O juiz, do Partido Socialista Operário Espanhol, ficou famoso por ter conseguido a prisão do ditador chileno Augusto Pinochet. Numa visita anterior ao Senado brasileiro, ele também havia informado sobre duas ações que tramitam na Justiça espanhola, contra o genocídio chinês ao Tibete, esta acatada no mês passado pelo Tribunal Nacional da Espanha, e o genocídio aos praticantes do Falun Gong, uma prática de meditação tradicional chinesa.

Em seu discurso na solenidade de abertura do Fórum, na terça-feira(10) para mais de mil pessoas, Maria do Rosário defendeu a construção de uma sociedade global de direitos humanos.

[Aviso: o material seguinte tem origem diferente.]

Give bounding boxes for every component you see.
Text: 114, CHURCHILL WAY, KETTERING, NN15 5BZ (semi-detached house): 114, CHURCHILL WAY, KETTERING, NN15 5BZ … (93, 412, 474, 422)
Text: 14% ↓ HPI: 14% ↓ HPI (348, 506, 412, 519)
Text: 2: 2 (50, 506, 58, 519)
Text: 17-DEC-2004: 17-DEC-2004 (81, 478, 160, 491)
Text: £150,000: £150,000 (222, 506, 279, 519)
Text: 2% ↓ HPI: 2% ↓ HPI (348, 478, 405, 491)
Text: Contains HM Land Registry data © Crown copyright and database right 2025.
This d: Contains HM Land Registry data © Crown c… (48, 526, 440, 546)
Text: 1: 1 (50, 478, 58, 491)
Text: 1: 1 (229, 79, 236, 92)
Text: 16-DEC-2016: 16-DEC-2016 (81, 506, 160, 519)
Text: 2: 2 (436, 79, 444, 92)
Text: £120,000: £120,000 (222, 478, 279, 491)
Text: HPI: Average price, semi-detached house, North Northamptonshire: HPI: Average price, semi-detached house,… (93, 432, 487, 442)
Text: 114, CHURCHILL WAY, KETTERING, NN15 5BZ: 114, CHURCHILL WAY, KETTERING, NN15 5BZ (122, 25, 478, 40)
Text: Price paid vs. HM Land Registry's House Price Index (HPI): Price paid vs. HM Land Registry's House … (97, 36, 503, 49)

Perguntada sobre se o Brasil leva isso em consideração em suas relações econômicas internacionais, a ministra disse ao Epoch Times acreditar que sim.

“O Brasil é um país voltado à não ocupação territorial, protege a autodeterminação dos povos e não tem condições internacionais com nenhum país, nenhum povo, nenhuma nação”, afirmou a ministra, sem abordar as estreitas relações do país com regimes autoritários.

Promovida pela Secretaria de Direitos Humanos da Presidência da República e organizada por 700 organizações da sociedade civil, a primeira edição do Fórum Mundial de Direitos Humanos (FMDH) é dedicada ao líder sul-africano Nelson Mandela, falecido há uma semana, e conta com a participação de mais de 8 mil participantes provenientes de 80 países.

A solenidade de abertura, no dia 10, data de aniversário da 65 anos da Declaração Universal dos Direitos Humanos, contou com a presença do presidente em exercício Michel Temer, Maria do Rosário, o representante na América do Sul do Alto Comissariado da ONU para os Direitos Humanos, Ameringo Incalcaterra, o embaixador da África do Sul no Brasil, Mphakama Mbete, e show da cantora Daniela Mercury.

A presidente Dilma Rousseff entrega na tarde de hoje (12) a 19ª edição do Prêmio Direitos Humanos, do governo federal. Ela chegou ontem da África do Sul, onde participou de uma homenagem a Mandela. O ex-presidente Lula também deve marcar presença no Fórum nesta quinta-feira. Ele participa da atividade “A Defesa dos Direitos Humanos e o Combate à Fome”.